FOUR: MAKE IT THE SAME HEIGHT
Again, we could quibble, but let’s not – because quibbling always benefits the enemy. Let’s agree on making it all the same height (apart from the odd heroic interlude). Six stories is usually the best, eight could work too, even (let’s say) 24 might function (think Manhattan). What’s key is: make it the same, make it regular, keep it neat and learn to love boring. Cities should have a rhythmic easily-identifiable beat, rather than aspire to an unfortunate version of jazz.
FIVE: IT’S BASICALLY JUST A NICE BOX
We are at risk of getting dangerously over-complicated about things. An attractive city block is just a nice box with regular bands across it (the windows), a few variations in window sizes as you look up and – perhaps – an odd bit of decoration on it (everyone likes a ribbon or a pattern). It mustn’t be any more difficult than this; and yet how tragically we have failed by teaching architects to strive to make every building different from its neighbour. To repeat ourselves, we must repeat.
SIX: FOLLOW THE RULES
We understand that some people in property (developers, architects etc.) may not have received adequate attention from caregivers in childhood. But this can’t be made to be everyone else’s fault. Everyone who builds must submit to a standard way, they must stop attempting to stand out – and for those who can’t, there must be penalties, most effectively of all, the active resentment of the many thousands who must suffer in the shadows of the towers of muffled insanity.
SEVEN: TRUST DEMOCRACY
We can have whatever reservations we like about democracy when it comes to picking leaders – but one thing is certain; when it comes to architecture, the mass consensus is always correct. That’s why tourists invariably flock to the genuinely nice places and no one – apart from architects and their spouses and long-suffering children – goes on holiday to Cumbernauld.

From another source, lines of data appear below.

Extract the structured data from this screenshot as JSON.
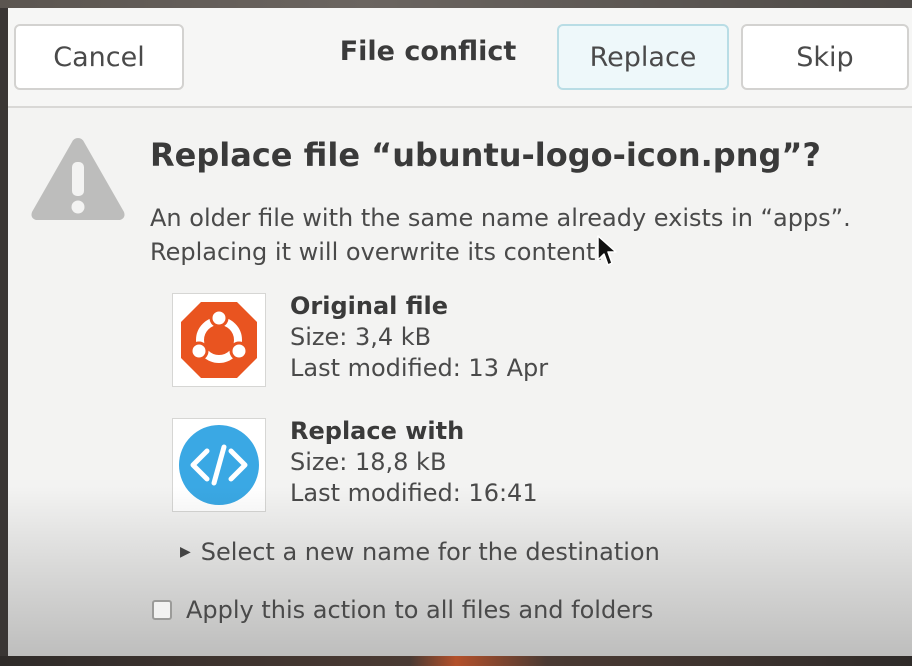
{
  "header": {
    "title": "File conflict",
    "cancel_label": "Cancel",
    "replace_label": "Replace",
    "skip_label": "Skip"
  },
  "message": {
    "heading": "Replace file “ubuntu-logo-icon.png”?",
    "line1": "An older file with the same name already exists in “apps”.",
    "line2": "Replacing it will overwrite its content."
  },
  "original_file": {
    "title": "Original file",
    "size": "Size: 3,4 kB",
    "modified": "Last modified: 13 Apr",
    "icon": "ubuntu-logo-icon"
  },
  "replacement_file": {
    "title": "Replace with",
    "size": "Size: 18,8 kB",
    "modified": "Last modified: 16:41",
    "icon": "code-icon"
  },
  "rename": {
    "label": "Select a new name for the destination"
  },
  "apply_all": {
    "label": "Apply this action to all files and folders",
    "checked": false
  },
  "colors": {
    "ubuntu_orange": "#e95420",
    "code_blue": "#3aa8e4",
    "warning_grey": "#bdbdbc",
    "replace_button_bg": "#eef8fa"
  }
}
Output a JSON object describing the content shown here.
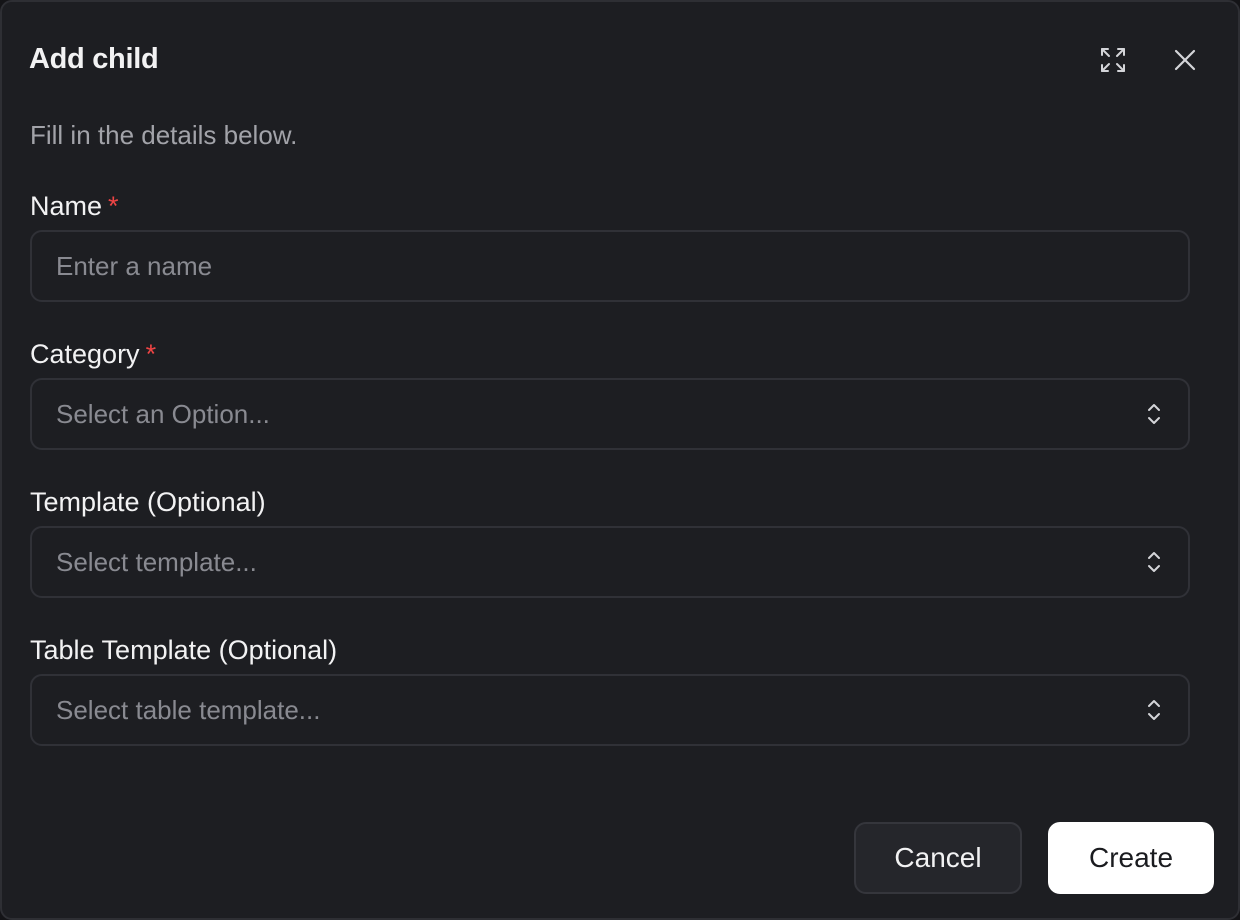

Before any new urban development is approved, always give people a say – and present them with two options: the ‘creative’ property and architect sponsored one. And the ‘boring’ box principle advanced here. Beautiful cities will thereby automatically be assured. There is wisdom in the crowd, and we must be brave enough to use it.
EIGHT: ACKNOWLEDGE YOUR UNHAPPINESS
We have been brow-beaten into submission; we are crying but have forgotten we are. We don’t dare to admit the truth: we are desperate about how ugly everything around us is. But because we feel so helpless as to how things might ever improve, we bow to the misery – thereby condemning ourselves to ever more of it. Enough of the masochism. The last 120 years have been a catastrophe for cities. Let’s ensure that – starting right now – we develop the courage of our sadness.